Pelo tanto que li em críticas e comentários de leitores, eu esperava que a incitação de jovens ao ódio e ao delito pelas redes sociais fosse ocupar o lugar mediano na série “Puberdade’, da Netflix, que trata de um menino de 13 anos que é criminado de matar uma colega de escola.
Francamente, me deu preguiça. As consequências negativas da antissocialidade pregada e disseminada por plataformas na internet há muito deixou de ser novidade. Mais uma série sobre violência fomentada por mídias “sociais”? Não, obrigada.
O que vem a seguir não é spoiler. Já sabemos desde o prelúdios, pelos anúncios da série, que o adolescente matou a colega. Já entendemos, pelo estrondo na mídia do mundo real, que secção da “culpa” está nas redes que ensinam misoginia, em pessoal, e violência, em universal, contra quem quer que seja o inconveniente da vez. E já esperamos que a série vá escoltar a dor e a angústia dos pais que tentam entender onde tudo deu incorrecto.
Mas isso não foi nem de longe o que a Neurocientista de Plantão viu ocorrer na série.
Resolvi testemunhar porque uma sátira mencionou que os quatro episódios de “Puberdade” eram planos sequência de uma hora cada um. Posterguei o quanto pude, mas acabei assistindo a todos os quatro entre os voos e conexões de uma viagem a trabalho —e de uma vez só.
Em cada um dos quatro projecto sequências ininterruptos, a câmera não hesita em passar um minuto inteiro, ou mais, focada no rosto do jovem recluso sendo levado de moradia para a delegacia, quase sem diálogo; focada no rosto do policial que pondera em silêncio o que acabou de deslindar da boca de outro jovem; encarando a psicóloga que vivencia na pele a personalidade do garoto e sai da sala para se reconstituir; seguindo o pai, desarranjado, que tenta digerir o que está acontecendo.

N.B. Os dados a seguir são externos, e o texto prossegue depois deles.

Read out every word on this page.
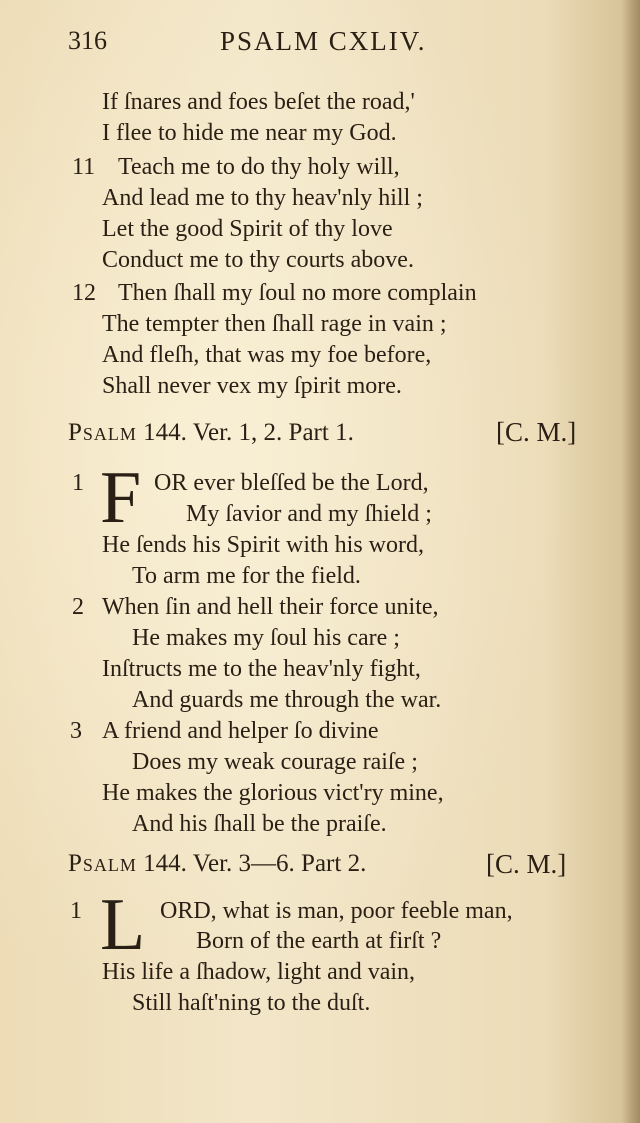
316	PSALM CXLIV.
If ſnares and foes beſet the road,'
I flee to hide me near my God.
11 Teach me to do thy holy will,
And lead me to thy heav'nly hill ;
Let the good Spirit of thy love
Conduct me to thy courts above.
12 Then ſhall my ſoul no more complain
The tempter then ſhall rage in vain ;
And fleſh, that was my foe before,
Shall never vex my ſpirit more.
Psalm 144. Ver. 1, 2. Part 1.	[C. M.]
1 F OR ever bleſſed be the Lord,
My ſavior and my ſhield ;
He ſends his Spirit with his word,
To arm me for the field.
2 When ſin and hell their force unite,
He makes my ſoul his care ;
Inſtructs me to the heav'nly fight,
And guards me through the war.
3 A friend and helper ſo divine
Does my weak courage raiſe ;
He makes the glorious vict'ry mine,
And his ſhall be the praiſe.
Psalm 144. Ver. 3—6. Part 2.	[C. M.]
1 L ORD, what is man, poor feeble man,
Born of the earth at firſt ?
His life a ſhadow, light and vain,
Still haſt'ning to the duſt.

O recurso é desconfortável, e o resultado é sensacional. O projecto sequência logo de rosto avisa que não haverá trégua, namoro rápido, passagem de tempo que sirva de consolação ao telespectador. Pela primeira vez, que eu me lembre, vi a televisão para consumo forçar o público a pensar –e o que força a reflexão não é o bullying via Instagram de que a mídia tanto fala, para mim um pequeno coadjuvante na série.
Não. A estrela da série é o tempo de reflexão que ela força goela inferior ao testemunha, e repetidamente ao longo de cada incidente. Qualquer ímpeto de pegar o celular para conferir rapidinho as novas curtidas no próprio Instagram enquanto o garoto, o policial, a psicóloga ou o pai estão sofrendo a vida na tela é reprimido pelo risco de perder a próxima ação, pois o passo do tempo na tela é o mesmo da vida real, inexorável e imprevisível.
Não há opção a não ser pensar no que se vê, colocar-se no lugar do personagem da vez na tela, sentir e calcular tanto a situação quanto os sentimentos, os dos outros e os próprios.
Pensar, que é ação mental cujos resultados ninguém vê imediatamente, requer tempo e oportunidade. Os planos sequência da “Puberdade” que acompanham as reflexões silenciosas dos personagens dão ao testemunha oportunidades ímpares para subsistir e pensar na própria existência, oportunidades que as plataformas de fast-food mental onipresentes tiraram do nosso cotidiano.
Meu avô não precisava que Netflix qualquer lhe desse oportunidade para parar e pensar. Ele colocava uma cadeira de praia na lajeada, ao termo do dia, e se sentava para ver a vida passar.